- Allegiance: People's Mujahedin of Iran
- Conviction: Illegal entry
- Criminal charge: Providing logistical support for terrorist operations^{[citation needed]}

Details
- Country: Canada
- State: Ontario
- Location: Ottawa
- Target: Embassy of Iran in Ottawa
- Date apprehended: 1992

= Robab Farahi-Mahdavieh =

Iranian political activist

Robab Farahi-Mahdavieh (رباب فرحی مهدویه) is a member of the People's Mujahedin of Iran (MEK) who was arrested by Canada in 1992, and in 1993, she was deported from Canada back to the United Kingdom on the grounds of national security. She was arrested under one of only 28 security certificates ever issued in Canada.

== Activities ==
=== Canada ===
Believed to be the leader of the MEK's North American operations, Canadian Security Intelligence Service (CSIS) identified her as their "chief fundraiser and recruiter" in Canada and a "leading female member". She was alleged to have organized the flash mob that attacked the Embassy of Iran in Ottawa, following Iranian airstrikes against MEK camps. 19 MEK members were pleaded guilty to various charges for the attacks that injured the Iranian ambassador and two other employees.

Her lawyer, Phil Rankin, told the press that "It’s a gross exaggeration to call this woman a terrorist.
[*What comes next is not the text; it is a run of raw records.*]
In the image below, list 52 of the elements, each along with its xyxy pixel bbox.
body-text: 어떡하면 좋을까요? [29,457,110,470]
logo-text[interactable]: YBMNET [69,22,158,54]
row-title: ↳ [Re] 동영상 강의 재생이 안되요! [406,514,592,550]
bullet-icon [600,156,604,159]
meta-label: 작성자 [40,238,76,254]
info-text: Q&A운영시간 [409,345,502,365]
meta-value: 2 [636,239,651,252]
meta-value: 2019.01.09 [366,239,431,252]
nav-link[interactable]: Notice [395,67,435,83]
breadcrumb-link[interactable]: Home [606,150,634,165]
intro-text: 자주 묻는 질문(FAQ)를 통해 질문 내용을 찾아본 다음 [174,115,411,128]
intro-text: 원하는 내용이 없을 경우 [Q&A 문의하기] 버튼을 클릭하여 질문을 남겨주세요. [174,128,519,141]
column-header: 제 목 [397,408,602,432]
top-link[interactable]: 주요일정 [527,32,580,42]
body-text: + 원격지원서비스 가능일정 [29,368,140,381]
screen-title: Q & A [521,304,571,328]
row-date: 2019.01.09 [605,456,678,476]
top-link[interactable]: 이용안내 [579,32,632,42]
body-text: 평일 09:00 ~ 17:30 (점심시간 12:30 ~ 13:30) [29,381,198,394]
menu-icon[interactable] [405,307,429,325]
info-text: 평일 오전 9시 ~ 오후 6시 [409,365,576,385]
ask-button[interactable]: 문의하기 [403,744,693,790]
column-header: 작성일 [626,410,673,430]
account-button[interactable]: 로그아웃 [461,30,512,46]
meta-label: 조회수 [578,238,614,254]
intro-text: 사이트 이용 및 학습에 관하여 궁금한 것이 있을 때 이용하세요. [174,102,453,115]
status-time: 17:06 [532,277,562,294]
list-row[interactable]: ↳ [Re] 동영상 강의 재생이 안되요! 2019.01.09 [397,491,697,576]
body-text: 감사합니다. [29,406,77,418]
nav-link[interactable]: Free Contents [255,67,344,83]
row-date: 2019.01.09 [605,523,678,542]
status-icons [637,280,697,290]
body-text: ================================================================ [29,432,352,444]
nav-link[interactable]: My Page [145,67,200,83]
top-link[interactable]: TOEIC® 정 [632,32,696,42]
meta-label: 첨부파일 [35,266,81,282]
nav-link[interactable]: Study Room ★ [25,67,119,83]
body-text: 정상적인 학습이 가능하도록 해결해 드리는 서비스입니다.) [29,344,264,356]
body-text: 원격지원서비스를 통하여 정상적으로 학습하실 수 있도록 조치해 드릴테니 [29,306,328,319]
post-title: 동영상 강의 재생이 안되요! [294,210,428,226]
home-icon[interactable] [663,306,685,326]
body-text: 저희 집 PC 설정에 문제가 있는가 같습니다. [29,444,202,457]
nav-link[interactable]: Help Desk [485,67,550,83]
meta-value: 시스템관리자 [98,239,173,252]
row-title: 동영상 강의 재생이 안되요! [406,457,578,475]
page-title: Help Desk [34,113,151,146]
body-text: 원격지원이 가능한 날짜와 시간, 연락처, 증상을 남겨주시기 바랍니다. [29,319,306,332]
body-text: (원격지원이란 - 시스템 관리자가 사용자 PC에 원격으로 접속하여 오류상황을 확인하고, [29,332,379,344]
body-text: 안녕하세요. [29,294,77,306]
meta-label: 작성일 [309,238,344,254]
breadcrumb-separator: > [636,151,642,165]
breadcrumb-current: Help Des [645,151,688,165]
All she did was mastermind a demonstration that got out of hand". Pierre Denault, designated judge at the Federal Court of Canada ruled that Farahi-Mahdavieh's testimony lacked credibility and "It is enough that Mahdavieh admitted to being an active member of the MEK, and there is little doubt the group was involved in this specific attack". She was deported on 26 March 1993. Mahnaz Samadi, who filled her role leading the civilian wing of the MEK, was later deported from Canada in 2000 for acts of terrorism.
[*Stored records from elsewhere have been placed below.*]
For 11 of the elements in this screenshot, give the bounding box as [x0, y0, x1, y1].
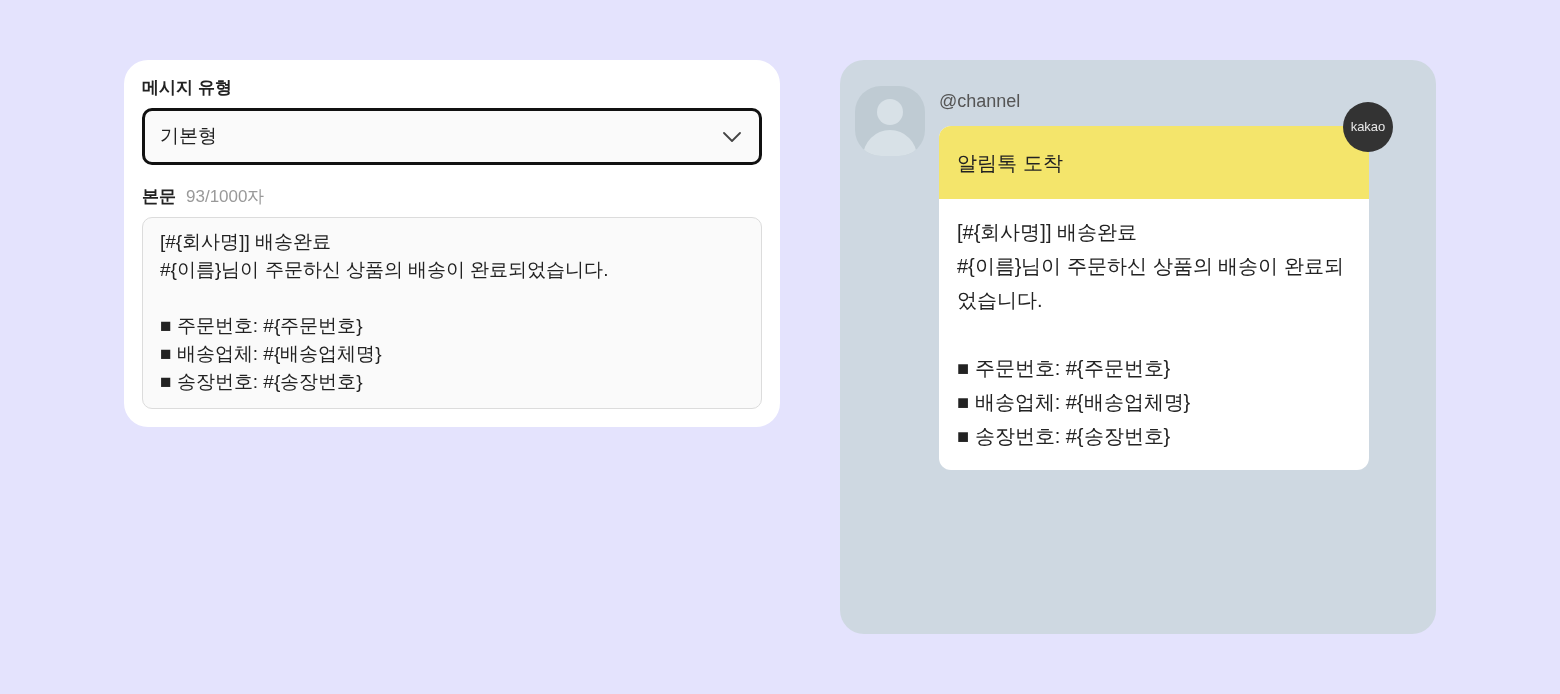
message-type-select[interactable]: 기본형: [142, 108, 762, 165]
header-title: 알림톡 도착: [957, 150, 1063, 176]
avatar-icon: [855, 86, 925, 156]
logo-badge: kakao: [1343, 102, 1393, 152]
character-count: 93/1000자: [186, 186, 265, 208]
field-label: 본문: [142, 186, 176, 208]
message-body-field[interactable]: [#{회사명]] 배송완료 #{이름}님이 주문하신 상품의 배송이 완료되었습니다. ■ 주문번호: #{주문번호} ■ 배송업체: #{배송업체명} ■ 송장번호: #{송장번호}: [142, 217, 762, 409]
channel-name: @channel: [939, 90, 1021, 113]
field-label: 메시지 유형: [142, 77, 232, 99]
chevron-down-icon: [723, 131, 741, 142]
message-text: [#{회사명]] 배송완료 #{이름}님이 주문하신 상품의 배송이 완료되었습니다. ■ 주문번호: #{주문번호} ■ 배송업체: #{배송업체명} ■ 송장번호: #{송장번호}: [956, 220, 1345, 449]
The case is notable among security certificate cases in Canada for how "civil or criminal rules of evidence are not applicable", and the judge decided to consider any evidence deemed reliable.

=== United States ===
She continued to act as a member of the MEK network in the United States. After the MEK has listed a Foreign Terrorist Organization (FTO) in 1997, she funneled money to American politicians. One of the first MEK contributions to Robert Torricelli came from her bank account in 1993, made out a $1,000 check to the Torricelli campaign. She listed her occupation as "Physician."